For many businesses, that is where ROI improves. You are not paying for one shiny video. You are building a library of sales and marketing content from one well-planned production.

When paying more is worth it

Higher production cost makes sense when the stakes are high. Investor-facing content, recruitment in competitive sectors, national brand campaigns, or videos supporting major product launches need more than basic execution.

It is also worth spending more when distribution is serious. If you plan to put media spend behind the video, every weak decision gets amplified. Messaging matters more. Hook matters more. Platform fit matters more. Creative that looks good but does not convert is not a bargain.

That is why performance-focused agencies price differently from suppliers who simply turn up and film. The job is not just to capture footage. The job is to create content that earns attention and moves people to act.

What to ask before approving a quote

Before you sign off on any budget, ask what is included in pre-production, how many filming days are covered, who is on the crew, how many edit rounds you get, and whether the quote includes alternate versions for social, web, and paid use.

Also ask what success looks like. If the production partner cannot connect the video to a business goal, you are buying output, not strategy.
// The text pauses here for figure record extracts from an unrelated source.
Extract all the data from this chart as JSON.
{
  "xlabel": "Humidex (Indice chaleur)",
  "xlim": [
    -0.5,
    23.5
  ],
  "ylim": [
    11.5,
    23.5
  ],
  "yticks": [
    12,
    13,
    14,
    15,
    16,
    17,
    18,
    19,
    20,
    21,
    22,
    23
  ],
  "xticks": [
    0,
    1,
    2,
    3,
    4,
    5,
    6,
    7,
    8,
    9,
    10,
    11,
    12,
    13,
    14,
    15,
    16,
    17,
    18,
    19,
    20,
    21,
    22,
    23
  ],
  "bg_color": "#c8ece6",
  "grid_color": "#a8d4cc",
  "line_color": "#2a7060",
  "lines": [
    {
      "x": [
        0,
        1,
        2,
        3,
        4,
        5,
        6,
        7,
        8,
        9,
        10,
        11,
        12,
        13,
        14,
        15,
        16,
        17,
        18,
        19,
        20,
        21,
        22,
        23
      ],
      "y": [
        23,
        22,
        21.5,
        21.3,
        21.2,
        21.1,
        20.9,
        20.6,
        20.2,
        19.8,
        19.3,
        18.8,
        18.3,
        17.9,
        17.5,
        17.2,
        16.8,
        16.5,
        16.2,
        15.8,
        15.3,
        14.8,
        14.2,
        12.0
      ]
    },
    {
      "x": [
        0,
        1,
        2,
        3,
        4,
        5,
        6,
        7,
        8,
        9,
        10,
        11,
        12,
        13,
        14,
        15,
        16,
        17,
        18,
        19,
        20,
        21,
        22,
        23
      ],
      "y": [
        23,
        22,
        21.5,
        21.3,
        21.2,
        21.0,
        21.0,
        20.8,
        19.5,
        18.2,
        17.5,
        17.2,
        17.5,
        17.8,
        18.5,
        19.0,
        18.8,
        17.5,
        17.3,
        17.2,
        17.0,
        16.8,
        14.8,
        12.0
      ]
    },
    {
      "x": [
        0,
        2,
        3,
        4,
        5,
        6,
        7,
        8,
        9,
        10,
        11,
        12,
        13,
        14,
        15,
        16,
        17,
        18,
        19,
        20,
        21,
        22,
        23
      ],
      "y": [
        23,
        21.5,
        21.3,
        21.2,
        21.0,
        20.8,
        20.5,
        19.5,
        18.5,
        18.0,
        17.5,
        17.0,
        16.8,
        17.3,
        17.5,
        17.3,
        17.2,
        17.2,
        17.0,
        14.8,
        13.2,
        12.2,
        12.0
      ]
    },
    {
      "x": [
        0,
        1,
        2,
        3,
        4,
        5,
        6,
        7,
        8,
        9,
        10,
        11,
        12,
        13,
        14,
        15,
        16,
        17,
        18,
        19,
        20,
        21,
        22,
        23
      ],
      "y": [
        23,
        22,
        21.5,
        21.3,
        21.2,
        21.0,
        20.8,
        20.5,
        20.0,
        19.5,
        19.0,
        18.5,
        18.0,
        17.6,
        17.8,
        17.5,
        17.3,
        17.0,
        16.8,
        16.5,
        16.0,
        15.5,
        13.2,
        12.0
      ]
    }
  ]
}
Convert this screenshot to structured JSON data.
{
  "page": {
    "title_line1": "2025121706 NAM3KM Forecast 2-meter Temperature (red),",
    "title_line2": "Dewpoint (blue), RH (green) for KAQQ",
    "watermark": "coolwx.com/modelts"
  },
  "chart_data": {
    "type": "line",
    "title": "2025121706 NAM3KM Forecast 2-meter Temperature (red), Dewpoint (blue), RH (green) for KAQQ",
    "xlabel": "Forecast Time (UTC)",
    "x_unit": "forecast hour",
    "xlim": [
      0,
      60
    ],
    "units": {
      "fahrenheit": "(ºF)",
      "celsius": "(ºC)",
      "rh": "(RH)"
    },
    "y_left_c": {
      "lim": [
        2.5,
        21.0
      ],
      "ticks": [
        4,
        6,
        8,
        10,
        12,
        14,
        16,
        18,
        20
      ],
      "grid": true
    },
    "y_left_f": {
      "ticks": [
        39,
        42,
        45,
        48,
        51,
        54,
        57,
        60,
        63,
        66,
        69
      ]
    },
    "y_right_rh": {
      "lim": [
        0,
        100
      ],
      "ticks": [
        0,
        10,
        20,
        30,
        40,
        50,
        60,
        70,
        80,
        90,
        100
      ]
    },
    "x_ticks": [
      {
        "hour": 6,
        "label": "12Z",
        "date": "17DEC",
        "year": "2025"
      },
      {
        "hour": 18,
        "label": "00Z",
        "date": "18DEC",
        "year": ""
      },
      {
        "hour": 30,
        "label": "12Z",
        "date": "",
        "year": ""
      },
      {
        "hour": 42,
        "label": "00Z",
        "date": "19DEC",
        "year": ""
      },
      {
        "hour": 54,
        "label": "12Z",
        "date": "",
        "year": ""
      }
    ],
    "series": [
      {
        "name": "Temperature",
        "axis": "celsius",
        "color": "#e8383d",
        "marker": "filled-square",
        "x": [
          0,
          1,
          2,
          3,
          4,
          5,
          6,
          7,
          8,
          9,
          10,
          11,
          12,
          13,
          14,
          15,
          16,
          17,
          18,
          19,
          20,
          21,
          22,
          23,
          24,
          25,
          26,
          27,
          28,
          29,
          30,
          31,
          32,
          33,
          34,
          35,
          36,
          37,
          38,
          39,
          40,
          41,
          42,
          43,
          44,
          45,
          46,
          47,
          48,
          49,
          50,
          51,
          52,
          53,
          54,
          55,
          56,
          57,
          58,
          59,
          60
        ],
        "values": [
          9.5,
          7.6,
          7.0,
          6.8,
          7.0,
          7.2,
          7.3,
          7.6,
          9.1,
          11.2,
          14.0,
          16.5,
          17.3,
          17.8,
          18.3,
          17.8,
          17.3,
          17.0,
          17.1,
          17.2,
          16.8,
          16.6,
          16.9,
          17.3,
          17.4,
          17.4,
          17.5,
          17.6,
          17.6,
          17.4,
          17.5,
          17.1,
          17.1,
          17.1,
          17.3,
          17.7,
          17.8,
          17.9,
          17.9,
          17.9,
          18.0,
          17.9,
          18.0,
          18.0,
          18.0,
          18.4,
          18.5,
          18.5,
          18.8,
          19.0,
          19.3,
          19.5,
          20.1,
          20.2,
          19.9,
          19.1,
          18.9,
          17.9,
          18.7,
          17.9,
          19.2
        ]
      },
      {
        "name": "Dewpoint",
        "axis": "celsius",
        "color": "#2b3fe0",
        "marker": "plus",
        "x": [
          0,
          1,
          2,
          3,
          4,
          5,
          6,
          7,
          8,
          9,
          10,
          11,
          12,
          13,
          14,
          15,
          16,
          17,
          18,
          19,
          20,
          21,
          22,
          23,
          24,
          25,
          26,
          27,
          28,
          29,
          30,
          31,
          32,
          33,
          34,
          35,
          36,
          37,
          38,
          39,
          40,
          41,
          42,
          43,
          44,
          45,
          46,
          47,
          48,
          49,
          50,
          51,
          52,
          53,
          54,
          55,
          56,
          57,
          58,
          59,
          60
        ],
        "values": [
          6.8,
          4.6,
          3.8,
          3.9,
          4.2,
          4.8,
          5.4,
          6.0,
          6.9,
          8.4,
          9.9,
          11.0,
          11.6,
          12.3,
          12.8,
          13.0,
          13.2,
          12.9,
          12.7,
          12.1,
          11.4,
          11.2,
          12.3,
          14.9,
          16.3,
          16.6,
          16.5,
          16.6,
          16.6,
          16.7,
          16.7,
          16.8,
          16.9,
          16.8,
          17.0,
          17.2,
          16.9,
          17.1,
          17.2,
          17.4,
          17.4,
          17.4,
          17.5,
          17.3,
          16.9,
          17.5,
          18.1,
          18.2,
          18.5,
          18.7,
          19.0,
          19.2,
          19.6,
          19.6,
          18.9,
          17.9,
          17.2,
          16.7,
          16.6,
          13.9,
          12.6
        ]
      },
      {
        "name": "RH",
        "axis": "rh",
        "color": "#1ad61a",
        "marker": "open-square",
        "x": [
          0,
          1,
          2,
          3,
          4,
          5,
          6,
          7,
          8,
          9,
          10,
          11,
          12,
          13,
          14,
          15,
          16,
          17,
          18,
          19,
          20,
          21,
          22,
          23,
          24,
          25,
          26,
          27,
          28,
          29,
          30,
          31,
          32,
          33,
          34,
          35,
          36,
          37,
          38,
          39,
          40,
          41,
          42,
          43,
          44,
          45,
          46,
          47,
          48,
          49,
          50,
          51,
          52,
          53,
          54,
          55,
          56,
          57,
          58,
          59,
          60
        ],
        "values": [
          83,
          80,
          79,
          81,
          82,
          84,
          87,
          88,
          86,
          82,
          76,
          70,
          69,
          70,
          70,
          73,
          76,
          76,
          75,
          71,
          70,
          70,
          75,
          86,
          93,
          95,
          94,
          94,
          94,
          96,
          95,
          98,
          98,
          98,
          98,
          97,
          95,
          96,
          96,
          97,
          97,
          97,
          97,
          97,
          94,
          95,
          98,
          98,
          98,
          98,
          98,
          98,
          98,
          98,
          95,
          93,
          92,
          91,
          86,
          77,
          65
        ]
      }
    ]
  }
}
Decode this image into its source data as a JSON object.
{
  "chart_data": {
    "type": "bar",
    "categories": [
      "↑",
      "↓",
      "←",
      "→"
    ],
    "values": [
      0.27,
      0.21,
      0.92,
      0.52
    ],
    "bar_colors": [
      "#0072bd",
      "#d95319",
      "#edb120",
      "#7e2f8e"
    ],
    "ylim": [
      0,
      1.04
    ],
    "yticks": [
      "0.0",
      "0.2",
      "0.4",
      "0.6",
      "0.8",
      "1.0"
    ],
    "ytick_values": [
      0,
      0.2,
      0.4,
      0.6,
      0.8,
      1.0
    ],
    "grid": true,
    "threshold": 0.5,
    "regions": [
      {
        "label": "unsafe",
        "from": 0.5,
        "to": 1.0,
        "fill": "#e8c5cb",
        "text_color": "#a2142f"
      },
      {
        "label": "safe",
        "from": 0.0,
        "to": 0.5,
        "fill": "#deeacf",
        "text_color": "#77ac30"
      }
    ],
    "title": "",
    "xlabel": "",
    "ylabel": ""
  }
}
A strong partner should be able to explain why the budget is built the way it is, where savings are possible, and where cutting corners will hurt results. That kind of clarity matters more than a neat-looking package price.

At Wild A Productions, that is the conversation worth having first. Not “how cheap can we make it?” but “what does this video need to achieve, and what level of production gives it the best chance of paying you back?”

The right number is not the lowest quote in your inbox. It is the budget that gets you a video people actually watch, remember, and act on.